Monday, October 21, 2024

 Managing copilots:

This section of the series on cloud infrastructure deployments focuses on the proliferation of copilots for different business purposes and internal processes. As with any flight, a copilot is of assistance only to the captain responsible for the flight to be successful. If the captain does not know where she is going, then the copilot immense assistance will still not be enough. It is of secondary importance that the data that a copilot uses might be prone to bias or shortcomings and might even lead to so-called hallucinations for the copilot. Copilots are after all large language models that work entirely on treating data as vectors and leveraging classification, regression and vector algebra to respond to queries. They don’t build a knowledge graph and do not have the big picture on what business purpose they will be applied to. If the purpose is not managed properly, infrastructure engineers might find themselves maintaining many copilots for different use cases and even reducing the benefits of where one would have sufficed.

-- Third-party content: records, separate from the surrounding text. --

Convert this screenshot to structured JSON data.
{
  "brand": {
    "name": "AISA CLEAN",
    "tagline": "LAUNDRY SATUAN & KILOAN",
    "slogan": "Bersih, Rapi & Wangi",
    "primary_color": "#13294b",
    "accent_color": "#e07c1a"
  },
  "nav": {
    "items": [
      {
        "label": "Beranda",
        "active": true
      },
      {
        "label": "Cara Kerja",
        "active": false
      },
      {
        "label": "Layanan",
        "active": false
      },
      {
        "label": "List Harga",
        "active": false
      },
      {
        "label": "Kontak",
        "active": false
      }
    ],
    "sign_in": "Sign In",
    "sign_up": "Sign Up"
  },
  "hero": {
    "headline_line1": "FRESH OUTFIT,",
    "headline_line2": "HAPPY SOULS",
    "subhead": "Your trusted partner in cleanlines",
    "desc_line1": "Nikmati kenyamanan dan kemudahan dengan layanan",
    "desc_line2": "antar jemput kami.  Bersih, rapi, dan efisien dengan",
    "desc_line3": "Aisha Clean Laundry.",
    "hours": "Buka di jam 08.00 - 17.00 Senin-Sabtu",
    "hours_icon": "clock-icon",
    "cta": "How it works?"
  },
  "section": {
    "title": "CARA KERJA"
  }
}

Consolidation of large language models and their applications to different datasets is only the tip of the iceberg that these emerging technologies have provided as instruments for the data scientists. Machine Learning pipelines and applications are as diverse and silo’ed as the datasets that they operate on and they are not always present in data lakes or virtual warehouses. Consequently, a script or a prediction api written and hosted as an application does not make the best use of infrastructure for customer convenience in terms of interaction streamlining and improvements in touch points. This is not to say that different models cannot be used or that the resources don’t need to proliferate or that there are some cost savings with consolidation, it is about business justification of the number of copilots needed. When we work backwards from what the customer benefits or experiences, one of the salient features that works in favor of infrastructure management is that less is more. Hyperconvergence of infrastructure for various business purposes when those initiatives are bought into by stakeholders that have both business and technical representations makes the investments more deliberate and fulfilling.

And the cloud or the infrastructure management is not restrictive to experimentation, just that it is arguing against the uncontrolled experimentation and placing the customers in a lab. As long as experimentation and initiatives can be specific in terms of duration, budget and outcomes, infrastructure management can go the extra mile of cleaning up, decommissioning and even repurposing so that technical and business outcomes go hand in glove.

Processes are hard to establish when the technology is emerging and processes are also extremely difficult to enforce as new standards in the workplace. The failure of six sigma and the adoption of agile technologies are testament to that. However, best practices for copilot engineering are easier to align with cloud best practices and current software methodologies in most workplaces.